Navaswara.com – Gubernur DKI Jakarta Pramono Anung resmi menetapkan Upah Minimum Provinsi (UMP) DKI Jakarta 2026 sebesar Rp5.729.876 per bulan.
Angka tersebut naik 6,17 persen dibandingkan UMP Jakarta tahun sebelumnya. Penetapan ini diumumkan Pramono pada hari terakhir batas waktu pengumuman UMP yang ditetapkan pemerintah pusat.
“Telah disepakati kenaikan UMP DKI Jakarta menjadi Rp5.729.876,” ujar Pramono dalam konferensi pers di Balai Kota DKI Jakarta, Rabu (24/12).
Pramono menjelaskan, penetapan UMP Jakarta 2026 merupakan hasil pembahasan Dewan Pengupahan DKI Jakarta yang dilakukan melalui sejumlah pertemuan. Keputusan tersebut telah dituangkan dalam Keputusan Gubernur (Kepgub) dan akan mulai berlaku pada 1 Januari 2026.
Perhitungan UMP tahun ini mengacu pada Peraturan Pemerintah (PP) Nomor 49 Tahun 2025 tentang Pengupahan. Dalam aturan tersebut, formula penetapan UMP menggunakan variabel inflasi ditambah pertumbuhan ekonomi yang dikalikan dengan indeks alfa.

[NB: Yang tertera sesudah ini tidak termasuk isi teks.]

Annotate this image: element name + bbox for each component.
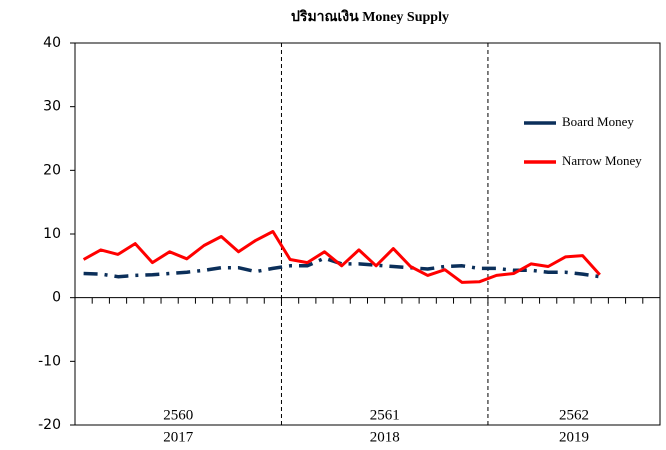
- x-group-label: 2562: [559, 407, 589, 423]
- series-line: [83, 256, 601, 279]
- legend-label: Narrow Money: [562, 153, 642, 168]
- y-tick-label: 0: [52, 290, 61, 306]
- x-group-sublabel: 2017: [163, 429, 194, 445]
- y-tick-label: 40: [43, 35, 61, 51]
- x-group-sublabel: 2018: [370, 429, 400, 445]
- chart-title: ปริมาณเงิน Money Supply: [291, 9, 449, 25]
- legend-label: Board Money: [562, 114, 634, 129]
- y-tick-label: -10: [38, 353, 61, 369]
- y-tick-label: 20: [43, 162, 61, 178]
- plot-frame: [74, 42, 661, 426]
- y-tick-label: 30: [43, 99, 61, 115]
- series-line: [82, 230, 601, 284]
- x-group-label: 2560: [163, 407, 193, 423]
- x-group-label: 2561: [370, 407, 400, 423]
- x-group-sublabel: 2019: [559, 429, 589, 445]
- y-tick-label: 10: [43, 226, 61, 242]
- y-tick-label: -20: [38, 417, 61, 433]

Pemerintah pusat menetapkan rentang indeks alfa di kisaran 0,5 hingga 0,9.
Selain kenaikan upah, Pemprov DKI Jakarta juga menyertakan kebijakan tambahan berupa insentif bagi para pekerja. Insentif tersebut mencakup bantuan transportasi, subsidi pangan, serta penguatan layanan jaminan kesehatan yang ditujukan untuk menjaga daya beli buruh.